RG, 16.12.1918 - IV 276/18

Daten
Fall: 
Aus Gesamtgut erfolgende Zuwendung an Abkömmling
Fundstellen: 
RGZ 94, 262
Gericht: 
Reichsgericht
Datum: 
16.12.1918
Aktenzeichen: 
IV 276/18
Entscheidungstyp: 
Urteil
Instanzen: 
  • LG Stargard i. P.
  • OLG Stettin

Welche Tragweite hat die Vorschrift, daß eine aus dem Gesamtgut erfolgende Zuwendung an einen Abkömmling, der nur von einem der Ehegatten abstammt, als von diesem Ehegatten gemacht gilt?

Tatbestand

Die in kinderloser Ehe und in allgemeiner Gütergemeinschaft lebenden Eheleute Albert und Anna P. in Marsdorf haben am 5. Mai 1905 ein gemeinschaftliches Testament errichtet und darin als Erben sich gegenseitig und als Nacherben die Beklagten eingesetzt, welche Kinder der Ehefrau P. aus deren erster Ehe sind.

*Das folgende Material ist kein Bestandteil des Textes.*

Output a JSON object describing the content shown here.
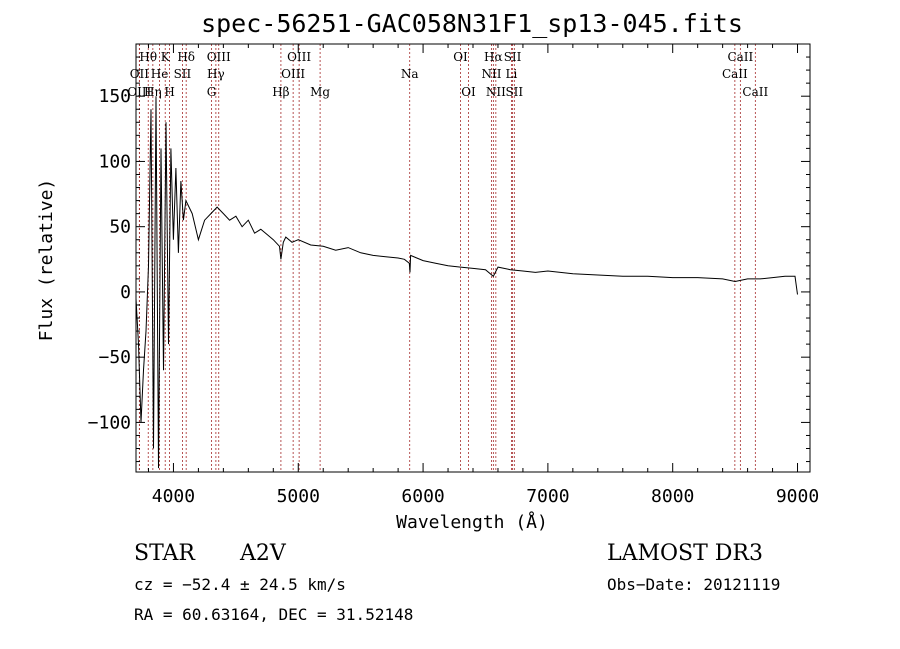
{
  "chart_data": {
    "type": "line",
    "title": "spec-56251-GAC058N31F1_sp13-045.fits",
    "xlabel": "Wavelength (Å)",
    "ylabel": "Flux (relative)",
    "xlim": [
      3700,
      9100
    ],
    "ylim": [
      -138,
      190
    ],
    "xticks": [
      4000,
      5000,
      6000,
      7000,
      8000,
      9000
    ],
    "yticks": [
      -100,
      -50,
      0,
      50,
      100,
      150
    ],
    "xtick_labels": [
      "4000",
      "5000",
      "6000",
      "7000",
      "8000",
      "9000"
    ],
    "ytick_labels": [
      "−100",
      "−50",
      "0",
      "50",
      "100",
      "150"
    ],
    "spectrum": {
      "x": [
        3700,
        3720,
        3740,
        3760,
        3780,
        3800,
        3820,
        3840,
        3860,
        3880,
        3900,
        3920,
        3940,
        3960,
        3980,
        4000,
        4020,
        4040,
        4060,
        4080,
        4100,
        4150,
        4200,
        4250,
        4300,
        4350,
        4400,
        4450,
        4500,
        4550,
        4600,
        4650,
        4700,
        4750,
        4800,
        4850,
        4861,
        4880,
        4900,
        4950,
        5000,
        5100,
        5200,
        5300,
        5400,
        5500,
        5600,
        5700,
        5800,
        5850,
        5890,
        5895,
        5900,
        5950,
        6000,
        6100,
        6200,
        6300,
        6400,
        6500,
        6563,
        6600,
        6700,
        6800,
        6900,
        7000,
        7200,
        7400,
        7600,
        7800,
        8000,
        8200,
        8400,
        8500,
        8600,
        8700,
        8800,
        8900,
        8950,
        8980,
        9000
      ],
      "y": [
        -5,
        -40,
        -100,
        -60,
        -30,
        20,
        140,
        -120,
        150,
        -135,
        110,
        -60,
        130,
        -40,
        110,
        40,
        95,
        30,
        85,
        55,
        70,
        60,
        40,
        55,
        60,
        65,
        60,
        55,
        58,
        50,
        55,
        45,
        48,
        44,
        40,
        35,
        25,
        38,
        42,
        38,
        40,
        36,
        35,
        32,
        34,
        30,
        28,
        27,
        26,
        25,
        22,
        15,
        28,
        26,
        24,
        22,
        20,
        19,
        18,
        17,
        12,
        19,
        17,
        16,
        15,
        16,
        14,
        13,
        12,
        12,
        11,
        11,
        10,
        8,
        10,
        10,
        11,
        12,
        12,
        12,
        -2
      ]
    },
    "lines": [
      {
        "label": "Hθ",
        "x": 3798,
        "row": 1
      },
      {
        "label": "K",
        "x": 3934,
        "row": 1
      },
      {
        "label": "Hδ",
        "x": 4102,
        "row": 1
      },
      {
        "label": "OIII",
        "x": 4363,
        "row": 1
      },
      {
        "label": "OIII",
        "x": 5007,
        "row": 1
      },
      {
        "label": "OI",
        "x": 6300,
        "row": 1
      },
      {
        "label": "Hα",
        "x": 6563,
        "row": 1
      },
      {
        "label": "SII",
        "x": 6717,
        "row": 1
      },
      {
        "label": "CaII",
        "x": 8542,
        "row": 1
      },
      {
        "label": "OII",
        "x": 3727,
        "row": 2
      },
      {
        "label": "He",
        "x": 3889,
        "row": 2
      },
      {
        "label": "SII",
        "x": 4072,
        "row": 2
      },
      {
        "label": "Hγ",
        "x": 4340,
        "row": 2
      },
      {
        "label": "OIII",
        "x": 4959,
        "row": 2
      },
      {
        "label": "Na",
        "x": 5893,
        "row": 2
      },
      {
        "label": "NII",
        "x": 6548,
        "row": 2
      },
      {
        "label": "Li",
        "x": 6708,
        "row": 2
      },
      {
        "label": "CaII",
        "x": 8498,
        "row": 2
      },
      {
        "label": "OIII",
        "x": 3727,
        "row": 3
      },
      {
        "label": "Hη",
        "x": 3835,
        "row": 3
      },
      {
        "label": "H",
        "x": 3969,
        "row": 3
      },
      {
        "label": "G",
        "x": 4305,
        "row": 3
      },
      {
        "label": "Hβ",
        "x": 4861,
        "row": 3
      },
      {
        "label": "Mg",
        "x": 5175,
        "row": 3
      },
      {
        "label": "OI",
        "x": 6364,
        "row": 3
      },
      {
        "label": "NII",
        "x": 6583,
        "row": 3
      },
      {
        "label": "SII",
        "x": 6731,
        "row": 3
      },
      {
        "label": "CaII",
        "x": 8662,
        "row": 3
      }
    ]
  },
  "info": {
    "object_class": "STAR",
    "subclass": "A2V",
    "survey": "LAMOST DR3",
    "cz": "cz = −52.4 ± 24.5 km/s",
    "obs_date": "Obs−Date: 20121119",
    "coords": "RA =  60.63164, DEC =  31.52148"
  }
}
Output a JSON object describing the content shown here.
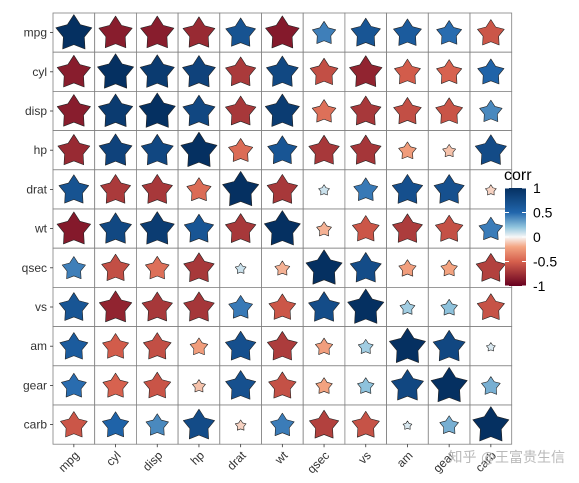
{
  "chart_data": {
    "type": "heatmap",
    "marker": "star",
    "variables": [
      "mpg",
      "cyl",
      "disp",
      "hp",
      "drat",
      "wt",
      "qsec",
      "vs",
      "am",
      "gear",
      "carb"
    ],
    "matrix": [
      [
        1,
        -0.85,
        -0.85,
        -0.78,
        0.68,
        -0.87,
        0.42,
        0.66,
        0.6,
        0.48,
        -0.55
      ],
      [
        -0.85,
        1,
        0.9,
        0.83,
        -0.7,
        0.78,
        -0.59,
        -0.81,
        -0.52,
        -0.49,
        0.53
      ],
      [
        -0.85,
        0.9,
        1,
        0.79,
        -0.71,
        0.89,
        -0.43,
        -0.71,
        -0.59,
        -0.56,
        0.39
      ],
      [
        -0.78,
        0.83,
        0.79,
        1,
        -0.45,
        0.66,
        -0.71,
        -0.72,
        -0.24,
        -0.13,
        0.75
      ],
      [
        0.68,
        -0.7,
        -0.71,
        -0.45,
        1,
        -0.71,
        0.09,
        0.44,
        0.71,
        0.7,
        -0.09
      ],
      [
        -0.87,
        0.78,
        0.89,
        0.66,
        -0.71,
        1,
        -0.17,
        -0.55,
        -0.69,
        -0.58,
        0.43
      ],
      [
        0.42,
        -0.59,
        -0.43,
        -0.71,
        0.09,
        -0.17,
        1,
        0.74,
        -0.23,
        -0.21,
        -0.66
      ],
      [
        0.66,
        -0.81,
        -0.71,
        -0.72,
        0.44,
        -0.55,
        0.74,
        1,
        0.17,
        0.21,
        -0.57
      ],
      [
        0.6,
        -0.52,
        -0.59,
        -0.24,
        0.71,
        -0.69,
        -0.23,
        0.17,
        1,
        0.79,
        0.06
      ],
      [
        0.48,
        -0.49,
        -0.56,
        -0.13,
        0.7,
        -0.58,
        -0.21,
        0.21,
        0.79,
        1,
        0.27
      ],
      [
        -0.55,
        0.53,
        0.39,
        0.75,
        -0.09,
        0.43,
        -0.66,
        -0.57,
        0.06,
        0.27,
        1
      ]
    ],
    "legend": {
      "title": "corr",
      "ticks": [
        1,
        0.5,
        0,
        -0.5,
        -1
      ],
      "tick_labels": [
        "1",
        "0.5",
        "0",
        "-0.5",
        "-1"
      ],
      "range": [
        -1,
        1
      ],
      "placement": "right"
    },
    "colors": {
      "high": "#053061",
      "mid_high": "#2166ac",
      "light_high": "#92c5de",
      "mid": "#f7f7f7",
      "light_low": "#f4a582",
      "mid_low": "#d6604d",
      "low": "#67001f",
      "grid": "#808080",
      "star_stroke": "#222222"
    }
  },
  "watermark": "知乎 @王富贵生信"
}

Die Ehefrau P. ist am 30. November 1911, der Ehemann am 19. August 1912 gestorben. Beim Ableben des letzteren war seine Mutter noch am Leben und machte Ansprüche auf den Pflichtteil geltend; die Erben behaupteten aber, daß der Nachlaß überschuldet sei und deshalb ein Pflichtteil der Mutter nicht, in Frage komme. Auf Grund Abtretung seitens der Mutter des Albert P. macht nunmehr die Klägerin den Anspruch auf den Pflichtteil geltend. Das Landgericht hat die Klage abgewiesen. Auf die Berufung der Klägerin hat das Oberlandesgericht ein Teilurteil erlassen, durch das unter anderem in Höhe von 4503,03 M die Berufung der Klägerin zurückgewiesen wurde. Die von der Klägerin eingelegte Revision hatte zum Teil Erfolg, nämlich soweit in Höhe von 3750 M die Berufung zurückgewiesen worden war.

Gründe

"Den hauptsächlichsten Streitpunkt bildet die Frage, ob für die Berechnung des Pflichtteils der Mutter des Albert P. ein Betrag von 15000 M dem Nachlasse des Genannten hinzuzurechnen sei oder nicht. Mit diesem Betrage hat es folgende Bewandtnis:

Auch schon in der früheren Ehe der Ehefrau P., aus welcher die Beklagten stammen, hatte Gütergemeinschaft bestanden. Vor Eingehung der zweiten Ehe hatte sich die Genannte mit ihren Kindern in der Weise auseinandergesetzt, daß sie den Bauernhof übernahm und jedes der Kinder 1500 M zugewiesen bekam, so daß die Kinder kraft Tatteilung wegen ihrer Ansprüche an den väterlichen und den mütterlichen Nachlaß abgefunden waren. Als jedoch später der von der Mutter in die Gütergemeinschaft der zweiten Ehe eingebrachte Bauernhof zu einem Preise verkauft wurde, der viel höher war als der bei der Teilung mit den Kindern zugrunde gelegte Wert, und ein Reinerlös von 15000 M verblieb, beschlossen die Eheleute P., den erstehelichen Kindern einen Ausgleich für das ihnen bei der Teilung entgangene Vermögen zu verschaffen. Sie bestimmten deshalb in ihrem gemeinschaftlichen Testament - worin sie sich gegenseitig zu Erben und die genannten Kinder zu Nacherben einsetzten -; daß die Kinder für den Fall des Vorablebens der Ehefrau nicht erst beim Eintritte des Nacherbfalls, dem Ableben des Ehemanns, bedacht sein, sondern daß sie schon bei Erreichung der Volljährigkeit je 7500 M und zwar als Vermächtnis erhalten sollten, wobei aber ausdrücklich bestimmt wurde, daß durch dieses Vermächtnis nur der Nachlaß der Ehefrau P. beschwert sein und daß es nur dann wirksam sein solle, wenn der Betrag dieses Nachlasses dafür ausreichend sei. Schon bald nach der Errichtung des Testaments verkauften die Eheleute P. auch denjenigen Bauernhof, den der Ehemann in die Gütergemeinschaft eingebracht hatte, und hierbei wurde vom Kaufgeld ein hypothekarisch gesicherter Betrag von 15000 M den beiden Kindern erster Ehe zu gleichen Teilen zugewiesen. Daß neben dieser Zuwendung auch der Vermächtnisanordnung noch eine Bedeutung zukäme, wird von den Beklagten nicht geltend gemacht.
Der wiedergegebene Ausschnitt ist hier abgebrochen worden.